Vanno invece a scadenza, senza rinnovo e tra le polemiche, i contratti dei navigator. Quanto ai beneficiari del Rdc, essi decadranno dal loro status se rifiuteranno due offerte di lavoro congrue. Dopo il primo diniego, comunque, l’assegno sarà ridotto di 5 euro per ogni mese (con eccezioni per particolari condizioni del nucleo familiare, come la presenza di disabili gravi). La congruità della prima offerta implica che il luogo di lavoro sia situato entro 80 chilometri dalla residenza o raggiungibile con i mezzi pubblici nel tempo massimo di 100 minuti. Nessun limite è fissato, invece, per la seconda offerta. In altro comma si legge che il lavoro dev’essere di durata non inferiore a 3 mesi e con orario non inferiore al 60% di quello fissato nei contratti collettivi. Ai fini della verifica della ricerca attiva del lavoro, il beneficiario del Rdc dovrà recarsi almeno una volta al mese presso il Centro per l’impiego. Analogo impegno mensile in presenza è richiesto, ma presso i servizi di contrasto alla povertà, a chi è coinvolto nei patti d’inclusione sociale. Il mancato rispetto di questi impegni, senza un comprovato e giustificato motivo, comporterà la decadenza dal beneficio.
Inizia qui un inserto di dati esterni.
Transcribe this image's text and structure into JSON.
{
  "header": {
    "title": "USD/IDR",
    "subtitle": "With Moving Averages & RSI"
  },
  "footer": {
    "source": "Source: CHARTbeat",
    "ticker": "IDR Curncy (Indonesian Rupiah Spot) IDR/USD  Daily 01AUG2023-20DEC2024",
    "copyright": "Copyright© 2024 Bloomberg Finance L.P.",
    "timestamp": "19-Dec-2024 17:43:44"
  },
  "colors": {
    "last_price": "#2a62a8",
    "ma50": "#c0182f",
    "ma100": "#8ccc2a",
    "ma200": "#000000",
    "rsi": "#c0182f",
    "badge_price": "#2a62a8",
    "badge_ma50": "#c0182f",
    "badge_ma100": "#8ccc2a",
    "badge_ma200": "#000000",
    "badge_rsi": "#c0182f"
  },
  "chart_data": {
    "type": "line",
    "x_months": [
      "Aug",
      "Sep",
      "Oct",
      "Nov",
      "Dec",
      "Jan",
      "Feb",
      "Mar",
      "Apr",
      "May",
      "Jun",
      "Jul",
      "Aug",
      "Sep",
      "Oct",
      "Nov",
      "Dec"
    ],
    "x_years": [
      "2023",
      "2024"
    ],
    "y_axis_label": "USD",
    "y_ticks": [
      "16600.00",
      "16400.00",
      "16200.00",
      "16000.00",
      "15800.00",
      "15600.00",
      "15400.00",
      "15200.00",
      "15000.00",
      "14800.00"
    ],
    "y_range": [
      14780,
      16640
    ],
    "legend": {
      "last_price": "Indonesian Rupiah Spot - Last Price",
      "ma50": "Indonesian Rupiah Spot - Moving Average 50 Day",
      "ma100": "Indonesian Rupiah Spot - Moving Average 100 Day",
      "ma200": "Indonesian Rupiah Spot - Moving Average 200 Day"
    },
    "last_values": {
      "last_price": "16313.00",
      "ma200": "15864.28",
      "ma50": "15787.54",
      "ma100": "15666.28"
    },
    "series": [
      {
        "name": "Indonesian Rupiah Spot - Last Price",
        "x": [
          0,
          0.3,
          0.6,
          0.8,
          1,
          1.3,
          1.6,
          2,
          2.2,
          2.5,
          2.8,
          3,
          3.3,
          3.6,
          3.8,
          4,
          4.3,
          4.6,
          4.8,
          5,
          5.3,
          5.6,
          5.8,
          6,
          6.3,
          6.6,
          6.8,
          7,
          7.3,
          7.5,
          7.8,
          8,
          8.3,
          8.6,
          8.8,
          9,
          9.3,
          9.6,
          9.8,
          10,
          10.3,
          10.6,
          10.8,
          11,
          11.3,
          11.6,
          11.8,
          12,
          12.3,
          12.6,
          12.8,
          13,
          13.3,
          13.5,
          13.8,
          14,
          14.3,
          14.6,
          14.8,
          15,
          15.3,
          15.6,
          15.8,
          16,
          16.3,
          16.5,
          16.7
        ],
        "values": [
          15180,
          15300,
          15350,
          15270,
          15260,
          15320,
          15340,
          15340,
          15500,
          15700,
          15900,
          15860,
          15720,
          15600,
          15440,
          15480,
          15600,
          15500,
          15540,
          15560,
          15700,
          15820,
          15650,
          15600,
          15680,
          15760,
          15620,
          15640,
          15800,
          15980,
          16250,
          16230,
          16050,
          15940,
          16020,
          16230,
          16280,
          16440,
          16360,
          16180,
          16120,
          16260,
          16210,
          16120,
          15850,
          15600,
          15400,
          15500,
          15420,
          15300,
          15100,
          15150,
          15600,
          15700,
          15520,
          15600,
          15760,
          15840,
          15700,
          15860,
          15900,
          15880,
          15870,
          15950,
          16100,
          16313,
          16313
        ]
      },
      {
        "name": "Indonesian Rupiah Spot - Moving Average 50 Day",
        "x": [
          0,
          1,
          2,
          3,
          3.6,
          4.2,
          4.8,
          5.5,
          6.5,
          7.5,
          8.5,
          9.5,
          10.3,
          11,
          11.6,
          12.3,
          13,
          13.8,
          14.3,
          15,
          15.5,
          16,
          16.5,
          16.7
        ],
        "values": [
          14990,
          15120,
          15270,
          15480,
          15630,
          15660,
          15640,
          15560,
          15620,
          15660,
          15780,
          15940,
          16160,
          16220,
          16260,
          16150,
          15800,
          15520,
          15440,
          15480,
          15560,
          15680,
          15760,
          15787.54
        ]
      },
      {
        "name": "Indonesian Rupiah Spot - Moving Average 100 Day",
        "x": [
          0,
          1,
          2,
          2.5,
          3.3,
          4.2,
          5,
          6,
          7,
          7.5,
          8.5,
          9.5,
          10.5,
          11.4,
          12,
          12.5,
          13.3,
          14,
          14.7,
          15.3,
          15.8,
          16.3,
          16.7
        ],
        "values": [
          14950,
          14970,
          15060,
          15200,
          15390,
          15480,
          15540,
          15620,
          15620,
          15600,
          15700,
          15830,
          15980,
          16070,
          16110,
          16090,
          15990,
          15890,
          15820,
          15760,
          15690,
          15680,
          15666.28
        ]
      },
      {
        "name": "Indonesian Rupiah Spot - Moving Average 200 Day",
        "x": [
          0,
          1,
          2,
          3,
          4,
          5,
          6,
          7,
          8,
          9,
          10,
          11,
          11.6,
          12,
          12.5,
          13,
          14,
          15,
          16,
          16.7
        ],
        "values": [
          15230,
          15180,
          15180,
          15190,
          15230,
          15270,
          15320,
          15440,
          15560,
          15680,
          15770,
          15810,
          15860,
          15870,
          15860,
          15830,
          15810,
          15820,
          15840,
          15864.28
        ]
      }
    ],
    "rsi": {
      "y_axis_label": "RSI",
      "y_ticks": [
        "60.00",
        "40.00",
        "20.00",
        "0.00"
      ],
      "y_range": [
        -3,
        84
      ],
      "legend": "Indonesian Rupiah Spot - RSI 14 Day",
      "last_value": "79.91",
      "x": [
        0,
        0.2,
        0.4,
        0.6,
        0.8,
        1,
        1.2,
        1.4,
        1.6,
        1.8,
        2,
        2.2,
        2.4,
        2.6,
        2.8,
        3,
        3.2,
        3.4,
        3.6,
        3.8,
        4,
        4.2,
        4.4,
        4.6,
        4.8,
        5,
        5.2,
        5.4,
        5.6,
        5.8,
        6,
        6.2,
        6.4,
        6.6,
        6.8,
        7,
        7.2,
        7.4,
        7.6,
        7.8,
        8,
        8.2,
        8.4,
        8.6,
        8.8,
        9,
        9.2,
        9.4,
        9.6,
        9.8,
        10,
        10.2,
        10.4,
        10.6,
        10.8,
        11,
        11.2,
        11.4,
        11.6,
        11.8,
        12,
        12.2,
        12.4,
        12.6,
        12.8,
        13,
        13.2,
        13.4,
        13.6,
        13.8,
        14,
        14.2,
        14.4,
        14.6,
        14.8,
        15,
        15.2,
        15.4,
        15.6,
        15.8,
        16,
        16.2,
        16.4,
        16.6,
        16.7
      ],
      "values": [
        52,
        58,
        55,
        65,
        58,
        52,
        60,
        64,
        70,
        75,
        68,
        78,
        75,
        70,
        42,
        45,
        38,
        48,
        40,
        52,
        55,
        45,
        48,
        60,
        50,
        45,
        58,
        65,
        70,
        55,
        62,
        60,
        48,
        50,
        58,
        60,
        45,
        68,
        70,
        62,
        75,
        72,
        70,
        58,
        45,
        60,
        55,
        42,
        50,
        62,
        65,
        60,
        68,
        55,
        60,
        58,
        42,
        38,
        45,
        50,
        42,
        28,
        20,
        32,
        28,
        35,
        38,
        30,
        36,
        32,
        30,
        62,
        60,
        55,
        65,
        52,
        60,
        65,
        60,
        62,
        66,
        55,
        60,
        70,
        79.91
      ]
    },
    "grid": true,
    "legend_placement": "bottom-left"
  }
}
Per quanto riguarda i progetti utili alla collettività, si stabilisce che i Comuni saranno tenuti a impiegare almeno un terzo dei percettori di Rdc residenti.

Purtroppo il ddl di bilancio, oltre a introdurre quella che è stata definita una “stretta”, non corregge i limiti strutturali della misura,

ribaditi dalla relazione del Comitato scientifico per la valutazione del Reddito di cittadinanza, istituito presso il ministero del Lavoro e presieduto dalla sociologa Chiara Saraceno, con l’apporto dei maggiori esperti del settore.
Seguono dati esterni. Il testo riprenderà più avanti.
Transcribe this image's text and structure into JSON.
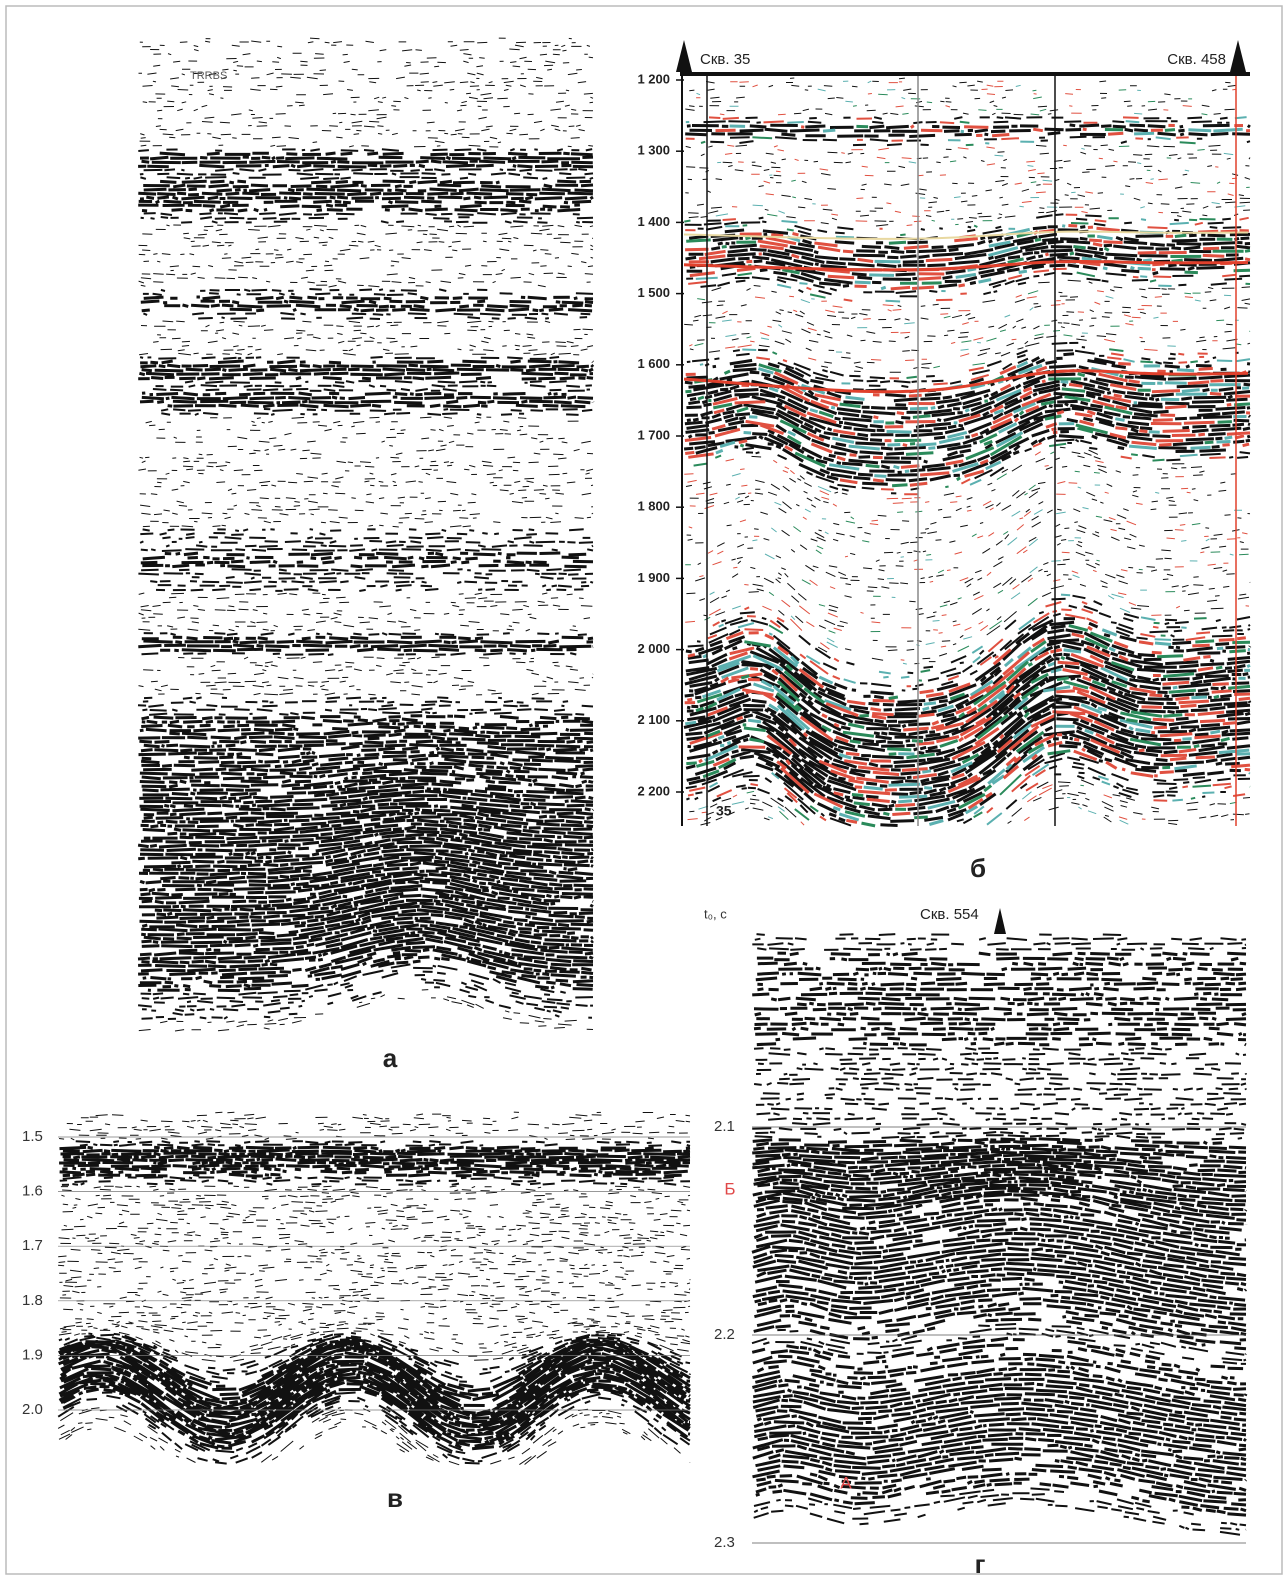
{
  "panel_a": {
    "label": "а",
    "inset_text": "TRRBS"
  },
  "panel_b": {
    "label": "б",
    "well_left": "Скв. 35",
    "well_right": "Скв. 458",
    "well_number": "35",
    "ticks": [
      "1 200",
      "1 300",
      "1 400",
      "1 500",
      "1 600",
      "1 700",
      "1 800",
      "1 900",
      "2 000",
      "2 100",
      "2 200"
    ]
  },
  "panel_c": {
    "label": "в",
    "ticks": [
      "1.5",
      "1.6",
      "1.7",
      "1.8",
      "1.9",
      "2.0"
    ]
  },
  "panel_d": {
    "label": "г",
    "axis_title": "t₀, с",
    "well": "Скв. 554",
    "ticks": [
      "2.1",
      "2.2",
      "2.3"
    ],
    "horizon_b": "Б",
    "horizon_a": "А"
  }
}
Il Comitato ha presentato anche dieci proposte che si spera possano trovare un riscontro nell’iter parlamentare della manovra per eliminare o quantomeno ridurre il paradosso amaro di una misura contro la povertà che tende a sottovalutare proprio coloro che sono a maggior rischio di povertà, vale a dire le famiglie numerose (penalizzate da una scala di equivalenza che di fatto premia i single) e gli immigrati.

“Che nel calcolo i minorenni contino la metà di un adulto – ha sottolineato la Saraceno nel corso della presentazione del rapporto – è sbagliato: ciò fa sì che le famiglie numerose abbiano più difficoltà ad accedere al sussidio. È un’iniquità tra poveri e particolarmente grave perché a sfavore dei minorenni. La nostra proposta equipara adulti e minorenni alza la soglia massima del coefficiente della scala di equivalenza, contestualmente abbassando l’importo base dell’assegno mensile”.
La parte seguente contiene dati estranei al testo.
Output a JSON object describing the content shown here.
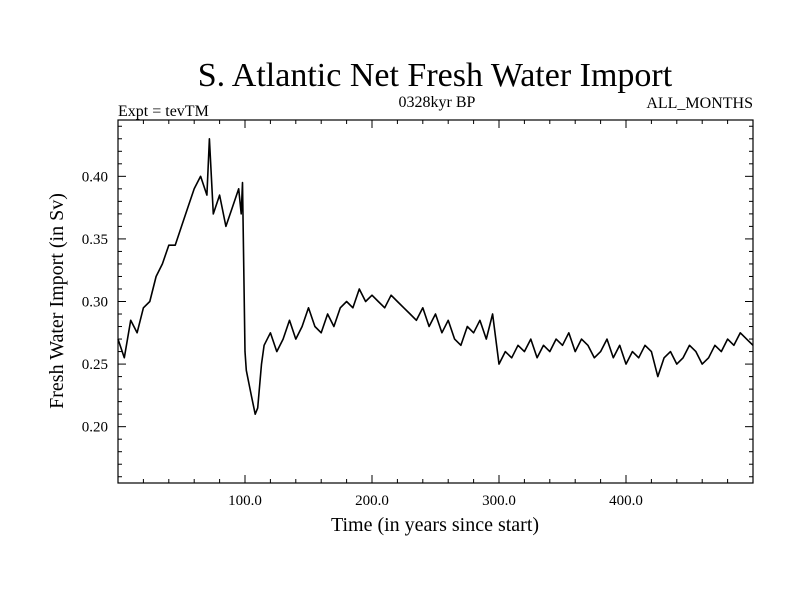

Per quanto riguarda gli immigrati, il periodo minimo di 10 anni di residenza in Italia richiesto agli extracomunitari è abnorme. “Nessun Paese europeo richiede un periodo così lungo”, ha ricordato la Saraceno. La proposta del Comitato è di ridurlo a 5 anni.
Sui requisiti di accesso degli immigrati, peraltro, si attende una pronuncia della Corte costituzionale, che ha già tenuto l’udienza pubblica su una questione di legittimità sollevata dal tribunale di Bergamo. I magistrati hanno rinviato alla Consulta la norme secondo cui ai cittadini di Paesi terzi è richiesto il permesso di soggiorno Ue di lungo periodo, “con conseguente esclusione del beneficio dei titolari di permesso unico di lavoro” o “di permesso di soggiorno di almeno un anno”. Una questione solo apparentemente tecnica perché nelle argomentazioni del tribunale vengono chiamati in causa fondamentali diritti costituzionali e quindi il responso dell’Alta Corte potrebbe avere ricadute più generali sugli assetti normativi del Rdc.